As-salamu alaykum. Sekretaris Negara AS Marco Rubio bilang Jumat lalu bahwa beberapa negara mungkin terbuka untuk menormalisasi hubungan dengan Israel, tapi dia nambahin bahwa langkah-langkah itu kemungkinan bakal ditunggu sampai ada kesepakatan regional yang lebih luas. Saat berbicara dalam tur di pusat multinasional yang dipimpin AS di Israel yang fokus untuk mengoordinasikan gencatan senjata di Gaza, Rubio nyaranin bahwa akhir yang langgeng untuk pertempuran bisa mendorong lebih banyak negara untuk bergabung dengan kerangka Abraham Accords, di mana beberapa negara Arab menjalin hubungan dengan Israel pada tahun 2020.
Dia ngasih tahu para reporter bahwa “kami punya banyak negara yang mau bergabung” dan bahwa beberapa mungkin bisa ditambahkan sekarang kalau ada kemauan politik, tapi pejabat AS mengincar usaha yang lebih besar dan terkoordinasi. Rubio nggak nyebutin negara spesifik, bilang para pemimpin perlu mempertimbangkan audiens domestik mereka, meskipun dia ngasih petunjuk bahwa beberapa calon mitra itu lebih signifikan daripada yang lain.

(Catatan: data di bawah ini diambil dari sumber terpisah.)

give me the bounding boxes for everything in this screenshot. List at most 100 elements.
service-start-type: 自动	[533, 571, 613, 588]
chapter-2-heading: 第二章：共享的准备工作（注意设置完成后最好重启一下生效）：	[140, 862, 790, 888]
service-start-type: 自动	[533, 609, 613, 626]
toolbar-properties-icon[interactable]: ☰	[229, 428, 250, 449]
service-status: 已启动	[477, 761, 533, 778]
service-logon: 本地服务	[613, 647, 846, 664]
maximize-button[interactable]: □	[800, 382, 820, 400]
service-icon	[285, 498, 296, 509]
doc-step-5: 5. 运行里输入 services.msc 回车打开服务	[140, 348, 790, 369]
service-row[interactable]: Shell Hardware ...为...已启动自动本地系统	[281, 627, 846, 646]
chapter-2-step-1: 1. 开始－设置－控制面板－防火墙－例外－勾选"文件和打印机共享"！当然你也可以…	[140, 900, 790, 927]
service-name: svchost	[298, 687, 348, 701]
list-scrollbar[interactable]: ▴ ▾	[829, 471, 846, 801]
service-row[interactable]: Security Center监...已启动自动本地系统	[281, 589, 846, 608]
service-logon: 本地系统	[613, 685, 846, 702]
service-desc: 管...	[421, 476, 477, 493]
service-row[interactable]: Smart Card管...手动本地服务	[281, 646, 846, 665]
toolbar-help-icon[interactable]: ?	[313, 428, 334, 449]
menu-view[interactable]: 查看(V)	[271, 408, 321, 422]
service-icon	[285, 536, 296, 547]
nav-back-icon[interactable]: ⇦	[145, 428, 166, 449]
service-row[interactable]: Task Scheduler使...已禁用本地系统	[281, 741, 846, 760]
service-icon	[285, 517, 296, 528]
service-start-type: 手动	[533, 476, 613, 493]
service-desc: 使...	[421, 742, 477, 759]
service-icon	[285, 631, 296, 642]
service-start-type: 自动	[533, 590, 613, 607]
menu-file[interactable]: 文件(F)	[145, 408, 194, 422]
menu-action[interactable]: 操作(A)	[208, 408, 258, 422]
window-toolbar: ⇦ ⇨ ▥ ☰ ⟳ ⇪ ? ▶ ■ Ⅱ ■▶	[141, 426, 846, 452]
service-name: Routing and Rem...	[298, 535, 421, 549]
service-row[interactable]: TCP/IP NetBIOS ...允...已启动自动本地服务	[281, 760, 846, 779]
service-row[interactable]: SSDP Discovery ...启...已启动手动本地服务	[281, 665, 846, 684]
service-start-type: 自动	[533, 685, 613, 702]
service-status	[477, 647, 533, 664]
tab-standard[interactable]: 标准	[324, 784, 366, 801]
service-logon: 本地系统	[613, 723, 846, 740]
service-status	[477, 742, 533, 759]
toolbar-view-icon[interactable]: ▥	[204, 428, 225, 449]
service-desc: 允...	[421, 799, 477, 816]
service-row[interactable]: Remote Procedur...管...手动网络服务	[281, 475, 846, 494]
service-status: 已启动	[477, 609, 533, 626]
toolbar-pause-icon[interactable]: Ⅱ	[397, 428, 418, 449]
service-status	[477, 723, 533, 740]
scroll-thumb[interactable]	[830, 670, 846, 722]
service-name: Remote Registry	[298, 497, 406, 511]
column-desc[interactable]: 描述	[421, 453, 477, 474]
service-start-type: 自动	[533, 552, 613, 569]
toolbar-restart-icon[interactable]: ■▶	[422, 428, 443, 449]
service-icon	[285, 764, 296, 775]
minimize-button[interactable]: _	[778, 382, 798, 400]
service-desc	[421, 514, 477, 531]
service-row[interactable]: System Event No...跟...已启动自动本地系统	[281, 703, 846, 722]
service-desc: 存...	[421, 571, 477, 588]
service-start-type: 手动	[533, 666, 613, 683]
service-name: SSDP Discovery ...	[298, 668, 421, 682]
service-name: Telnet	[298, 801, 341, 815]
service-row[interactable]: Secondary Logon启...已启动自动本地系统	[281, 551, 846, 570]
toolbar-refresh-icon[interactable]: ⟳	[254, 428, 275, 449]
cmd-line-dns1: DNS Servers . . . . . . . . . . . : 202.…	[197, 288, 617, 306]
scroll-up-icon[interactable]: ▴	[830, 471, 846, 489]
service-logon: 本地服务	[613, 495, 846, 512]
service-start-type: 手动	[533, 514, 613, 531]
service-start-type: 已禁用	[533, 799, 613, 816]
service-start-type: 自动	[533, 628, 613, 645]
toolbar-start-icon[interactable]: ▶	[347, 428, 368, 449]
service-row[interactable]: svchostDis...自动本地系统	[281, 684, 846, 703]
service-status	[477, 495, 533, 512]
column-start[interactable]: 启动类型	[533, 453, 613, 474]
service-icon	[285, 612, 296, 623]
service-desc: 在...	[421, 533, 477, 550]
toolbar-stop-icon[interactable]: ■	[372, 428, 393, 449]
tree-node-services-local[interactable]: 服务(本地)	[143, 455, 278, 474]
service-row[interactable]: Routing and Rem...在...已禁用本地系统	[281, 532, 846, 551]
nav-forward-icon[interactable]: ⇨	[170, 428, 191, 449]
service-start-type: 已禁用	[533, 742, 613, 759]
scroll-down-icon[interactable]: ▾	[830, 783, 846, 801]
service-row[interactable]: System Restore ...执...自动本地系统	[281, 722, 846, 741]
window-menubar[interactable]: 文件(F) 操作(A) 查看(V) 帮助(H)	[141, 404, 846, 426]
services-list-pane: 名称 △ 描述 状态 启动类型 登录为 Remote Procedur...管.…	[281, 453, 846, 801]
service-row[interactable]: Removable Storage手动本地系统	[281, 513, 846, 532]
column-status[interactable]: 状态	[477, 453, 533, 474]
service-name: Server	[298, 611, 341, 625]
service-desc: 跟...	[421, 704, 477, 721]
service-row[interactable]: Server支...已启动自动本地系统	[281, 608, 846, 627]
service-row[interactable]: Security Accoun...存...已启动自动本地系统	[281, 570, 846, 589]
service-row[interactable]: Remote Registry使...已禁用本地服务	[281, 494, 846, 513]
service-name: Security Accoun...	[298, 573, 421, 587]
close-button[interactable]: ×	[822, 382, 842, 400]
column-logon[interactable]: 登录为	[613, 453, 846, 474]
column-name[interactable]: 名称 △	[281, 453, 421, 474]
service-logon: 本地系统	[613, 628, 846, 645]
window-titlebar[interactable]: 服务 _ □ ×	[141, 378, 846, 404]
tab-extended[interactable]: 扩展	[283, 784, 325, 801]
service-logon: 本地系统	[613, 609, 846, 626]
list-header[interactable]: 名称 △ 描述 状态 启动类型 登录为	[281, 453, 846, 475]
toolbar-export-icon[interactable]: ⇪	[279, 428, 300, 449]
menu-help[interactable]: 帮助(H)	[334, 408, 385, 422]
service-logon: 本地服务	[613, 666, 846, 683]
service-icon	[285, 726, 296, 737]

Ada pembicaraan yang dilaporkan antara Amerika Serikat dan Arab Saudi tentang kemungkinan normalisasi - topik sensitif mengingat peran kerajaan sebagai penjaga dua situs suci Islam - tapi diskusi itu melambat setelah perang di Gaza dimulai menyusul serangan Hamas terhadap Israel di bulan Oktober 2023. Baik mantan Presiden AS Donald Trump maupun Perdana Menteri Israel Benjamin Netanyahu ngeliat Abraham Accords, yang melibatkan UEA, Bahrain, dan Maroko, sebagai pencapaian diplomatik besar.